Today is World Down Syndrome Day, a day that reminds me ever more of how grateful I am for my good friend, Tyler Nelson Weekly. I remember him being my roommate in our second year at UCM's THRIVE program, going with him to see all the Hobbit movies, watching his school dance performances, talking to him on the phone, having him spend nights at my home where we watched The Power Rangers, watching the Disney Channel of my own accord for a while after a year of living with him, coming with him to the Down Syndrome Guild of Kansas City's yearly Down syndrome dance, having him by me during my graduation from the University of Central Missouri, taking him for rides the first night I got my new car, going to Royal's game with him and our friend Jack, coming with him to Starlight Performances-where he is an usher captain-and the time he came with me to Minsky's on my twenty-sixth birthday and took a diagonally slanted picture of my mom and me. He constantly supports every dream I have and is just so eye-opening to the lives people with Down syndrome lead. He always wants to help me. I constantly love how he is funny, kind, intuitive, loyal, and so many other things that I am lucky that he is. I remember every time when I have looked for the right woman, and got to know one out there, Tyler would say, "Did you tell her about me?" and I said, "No, Tyler, but don't worry.
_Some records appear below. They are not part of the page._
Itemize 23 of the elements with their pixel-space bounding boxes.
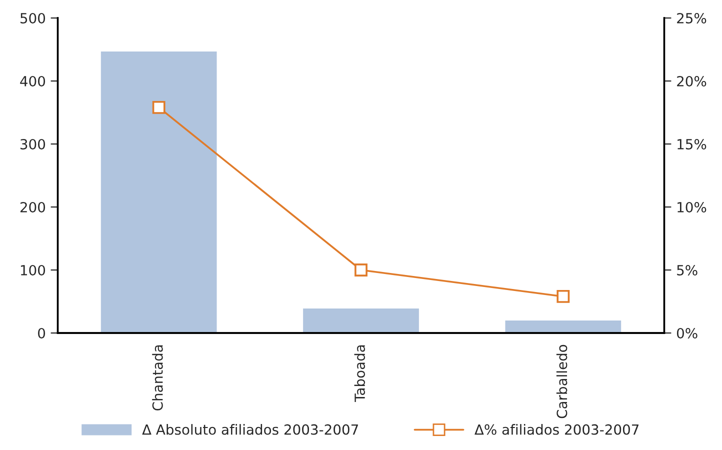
point xyxy=(556,290,570,303)
y-tick-label: 0 xyxy=(38,328,46,338)
y2-tick-label: 20% xyxy=(677,76,706,86)
y-tick-label: 300 xyxy=(20,138,46,150)
y2-tick-label: 10% xyxy=(678,202,706,212)
y-tick-label: 400 xyxy=(20,76,46,86)
y-tick-label: 200 xyxy=(20,202,46,212)
y2-tick-label: 0% xyxy=(676,328,698,338)
x-tick-label: Chantada xyxy=(152,345,163,410)
y2-tick-label: 5% xyxy=(677,264,698,276)
legend-label: Δ% afiliados 2003-2007 xyxy=(474,424,639,435)
y2-tick-label: 25% xyxy=(677,12,706,24)
x-tick-label: Taboada xyxy=(354,345,366,402)
bar xyxy=(504,319,622,333)
bar xyxy=(302,307,420,333)
y-tick-label: 500 xyxy=(20,12,46,24)
y-tick-label: 100 xyxy=(20,264,46,276)
legend-label: Δ Absoluto afiliados 2003-2007 xyxy=(142,424,358,435)
y2-tick-label: 15% xyxy=(678,138,706,150)
x-tick-label: Carballedo xyxy=(556,344,568,418)
bar xyxy=(100,50,218,333)
point xyxy=(354,264,368,276)
point xyxy=(152,101,166,114)
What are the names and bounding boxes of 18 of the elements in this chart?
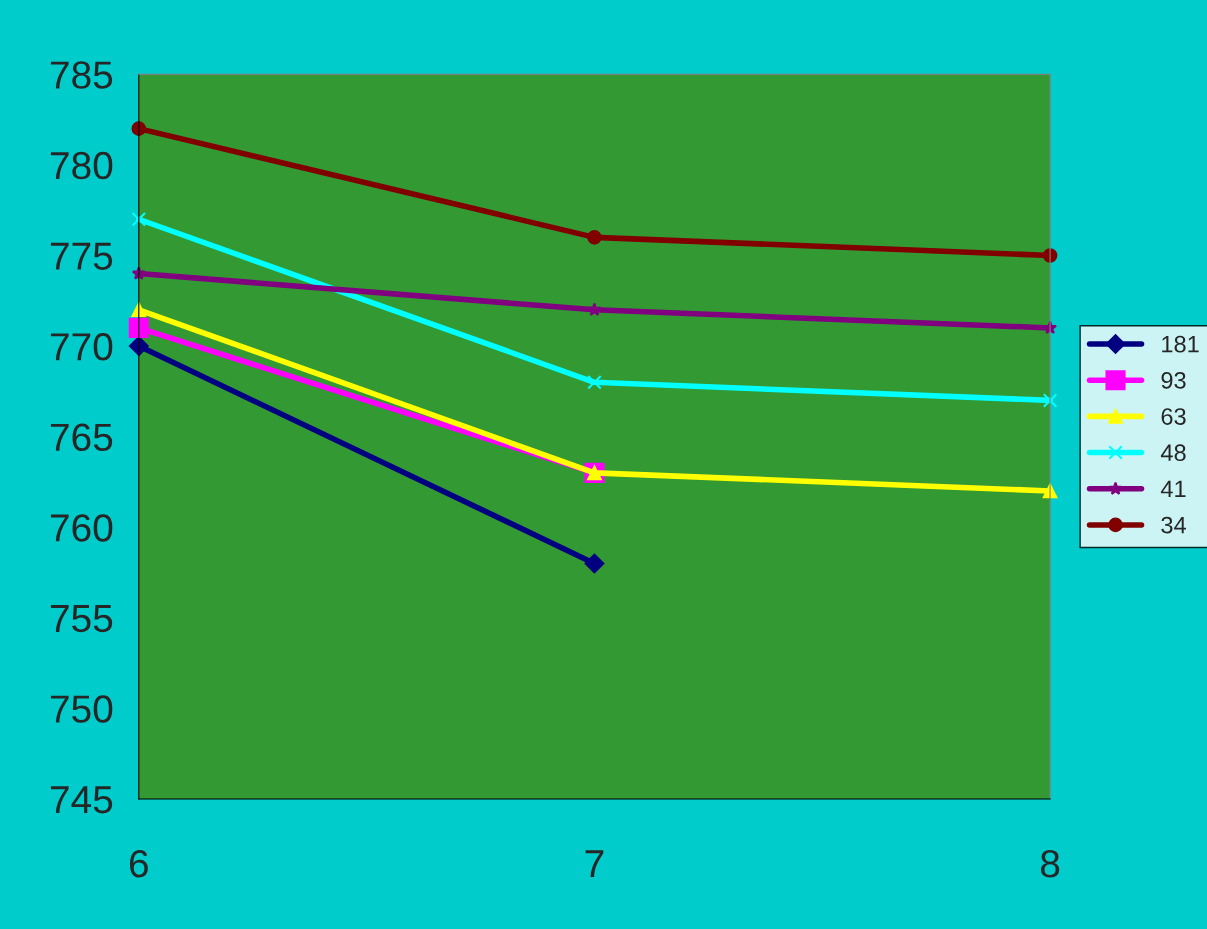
y-tick-label: 750 (50, 695, 113, 723)
legend-label: 93 (1161, 371, 1186, 389)
legend-label: 48 (1160, 444, 1186, 462)
y-tick-label: 785 (50, 61, 113, 89)
legend-label: 181 (1162, 335, 1199, 353)
y-tick-label: 765 (50, 423, 113, 452)
legend-label: 41 (1160, 480, 1186, 497)
y-tick-label: 775 (50, 242, 113, 270)
x-tick-label: 6 (129, 849, 148, 878)
y-tick-label: 770 (50, 332, 113, 361)
y-tick-label: 745 (50, 786, 113, 814)
y-tick-label: 760 (50, 514, 113, 542)
legend-label: 63 (1161, 408, 1186, 425)
legend-label: 34 (1161, 516, 1186, 534)
x-tick-label: 8 (1040, 849, 1060, 878)
y-tick-label: 755 (50, 605, 113, 633)
y-tick-label: 780 (50, 151, 113, 180)
x-tick-label: 7 (585, 850, 604, 878)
I would be remiss if the girl I dated did not know about you." I once told my granddad, "Any woman who does not accept Tyler exactly as he is, is no girlfriend of mine."
"On this day, let us reaffirm that persons with Down syndrome are entitled to the full and effective enjoyment of all human rights and fundamental freedoms. Let us each do our part to enable children and persons with Down syndrome to participate fully in the development and life of their societies on an equal basis with others. Let us build an inclusive society for all."